WHAT: Occupy Issue Launch Party Masquerade!
WHEN: June 20th, 8pm until late
WHERE: Poetry Jazz Café, 224 Augusta Ave, Kensington Market, Toronto. (Poetry can seem a little hidden: look for the Stella sign)
BRING: A mask (if you feel like it)
HOW MUCH: PWYC, suggested $10 or $5 (students and arts workers)
We’re intrigued by what the Occupy movement has done to the word “occupy,” so we decided to let our writers have their say with it. Some pieces in the issue don’t address the movement directly, others critique its aims, still others take the conversation to unexpected places (like a magnificent literary festival in Trinidad and Tobago). This Occupy Issue is about how regular folk live in streets and homes, nations and prisons, how books occupy places, and how histories inhabit each other.

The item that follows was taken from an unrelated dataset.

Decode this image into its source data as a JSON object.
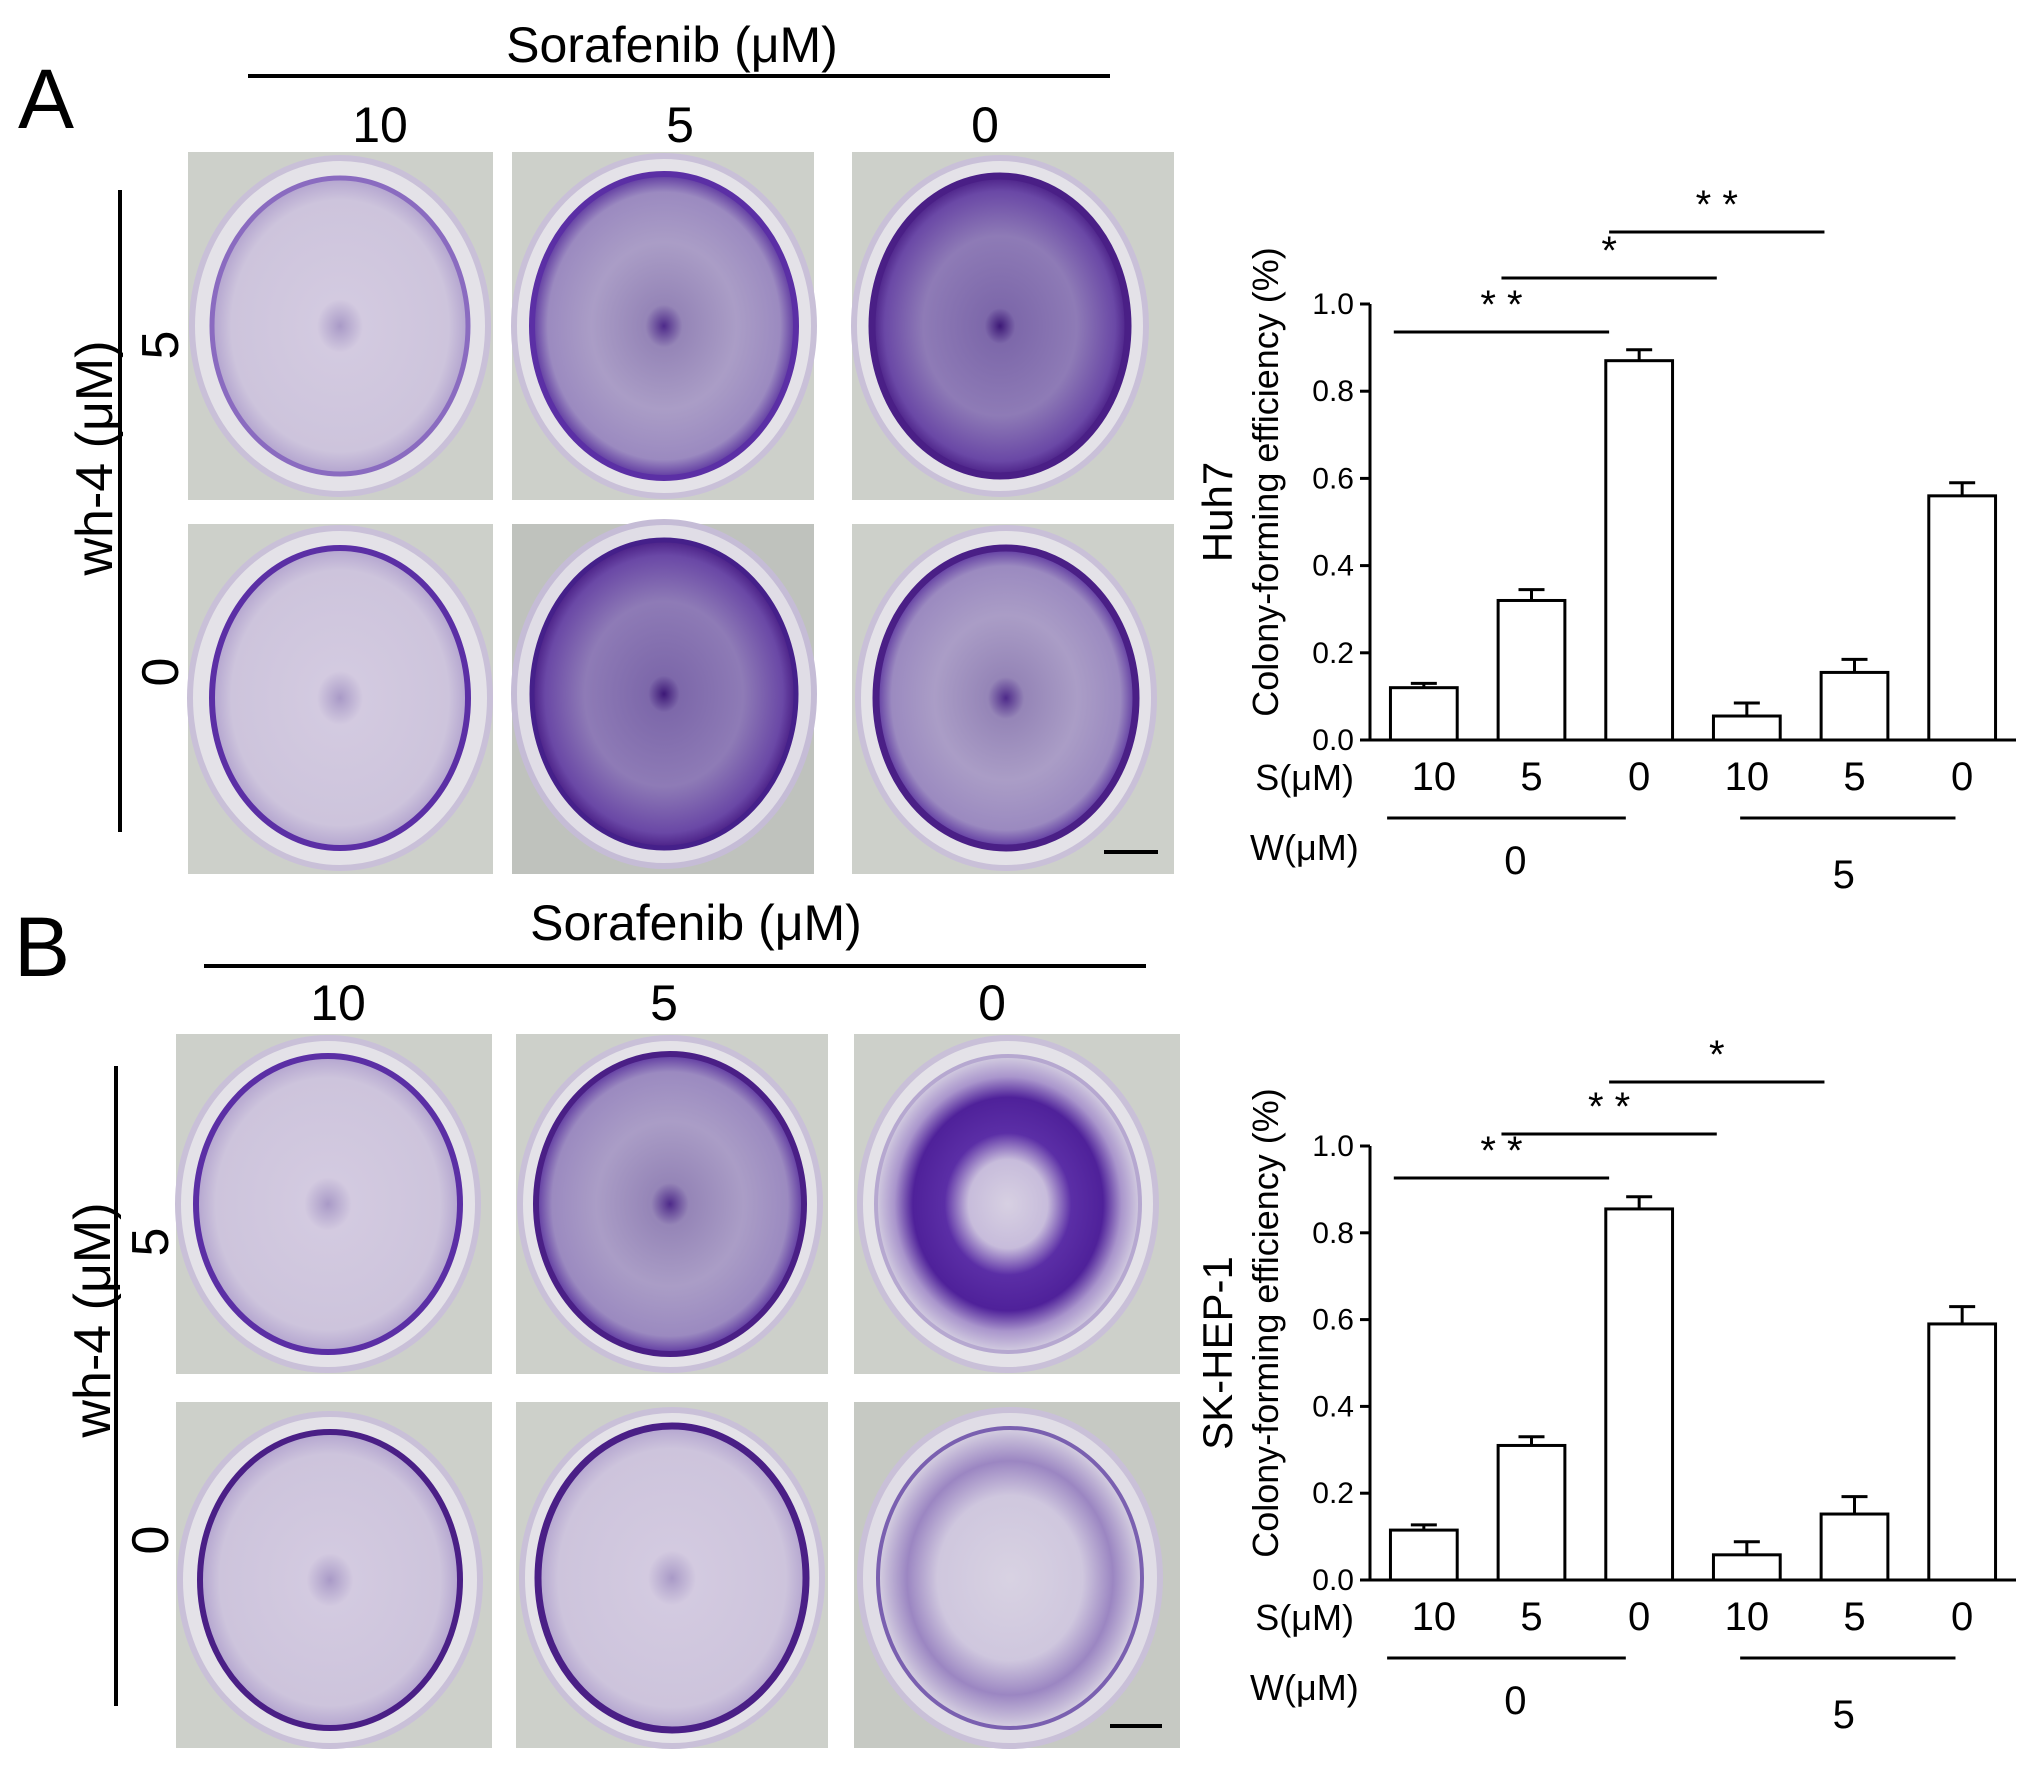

By launching on June 20th, we’re also using this issue to mark the week of the two-year anniversary of the G20 meetings in Toronto. The episode so wounded the peaceful flow of everyday life in our city that we feel it’s important to keep finding new ways to talk about it.
We’ll be celebrating a bundle of fine work in our fourth issue: a rare English publication by influential Chinese poet Wu Ang, essays on solitary confinement, naphtha lighters, and the BBC, an exposé of Stephen Leacock’s occupation of Orillia, and much more.
So—join us—and bring your masks!
Given the delight Canadian legislators are now taking in banning masks, as well as the preferred costume of Toronto riot police and student protestors in Quebec, among others, we feel only a masquerade could provide the right sort of welcome to this issue.
As Dylan Reid writes in his Occupy Issue essay on the history of masks, “we are going through a moral panic about adults wearing masks in public.” On June 20th, let’s party instead of panicking.